Sent by Jonathan Stark on January 6th, 2017
After yesterday’s email about my sales cycle for a recent retainer engagement, several people asked specific questions related to the length of it (350 days!).
Q: Is your sales cycle for retainers normally that long?
No, hardly ever. They usually close within a month of my first interaction with the prospect. This one was an outlier.
Q: Why did you follow up “relentlessly” instead of just letting the opportunity fade away?
Normally, I would have let it fade away. I mostly did it as an experiment. At the time, I had been reading/watching a lot of material from Steli Efti (he advocates having a strong follow-up game) and I wanted to get a feel for the cost/benefit ratio of such an approach. It turned out that it was virtually painless and the benefits were substantial.
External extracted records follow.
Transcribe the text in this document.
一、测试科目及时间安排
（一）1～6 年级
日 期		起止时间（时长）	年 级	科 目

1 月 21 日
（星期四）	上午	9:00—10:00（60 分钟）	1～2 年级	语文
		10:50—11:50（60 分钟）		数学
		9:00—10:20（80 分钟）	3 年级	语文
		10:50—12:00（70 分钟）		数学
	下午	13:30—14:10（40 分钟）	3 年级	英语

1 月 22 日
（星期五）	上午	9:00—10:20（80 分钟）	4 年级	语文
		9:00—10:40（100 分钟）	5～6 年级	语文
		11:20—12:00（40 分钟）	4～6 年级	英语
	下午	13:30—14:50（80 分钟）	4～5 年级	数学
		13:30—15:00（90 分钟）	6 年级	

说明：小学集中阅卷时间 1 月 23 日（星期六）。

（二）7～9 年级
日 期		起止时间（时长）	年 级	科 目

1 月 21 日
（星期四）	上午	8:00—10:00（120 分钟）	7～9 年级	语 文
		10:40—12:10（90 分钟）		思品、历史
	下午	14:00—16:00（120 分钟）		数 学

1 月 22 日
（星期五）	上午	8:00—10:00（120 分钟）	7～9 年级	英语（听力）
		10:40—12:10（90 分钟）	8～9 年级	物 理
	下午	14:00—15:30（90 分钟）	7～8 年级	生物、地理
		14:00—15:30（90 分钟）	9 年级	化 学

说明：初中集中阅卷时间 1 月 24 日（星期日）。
Q: Did you use any tools for to manage the follow-up?
No, nothing fancy. Every time I sent a follow-up email, I would simply ask for an update. When the client replied (which he almost always did), I would respond with a promise to expect my next email after some period of time (usually about four weeks in the future). Then I would put an all day event in my calendar (I use Google Calendar) titled something like “I told Bob I’d email him today”
Q: How did you avoid coming across as desperate/needy? (i.e., looking like you needed the work more than the client needed you)
To keep from sounding needy, I kept the emails extremely short and to the point, but without being rude. For example:
Checking in again, as promised. How are things looking?
Then Bob would reply with some explanation for why he still couldn’t start my engagement, and I would reply with something like this:
Thanks for the update. I’ll ping you again in three weeks. Best of luck!
Eventually, the client’s blocking project finished and we got started. I never came across as rude, annoyed, needy, desperate, etc. I just made promises and kept them, cleanly and concisely.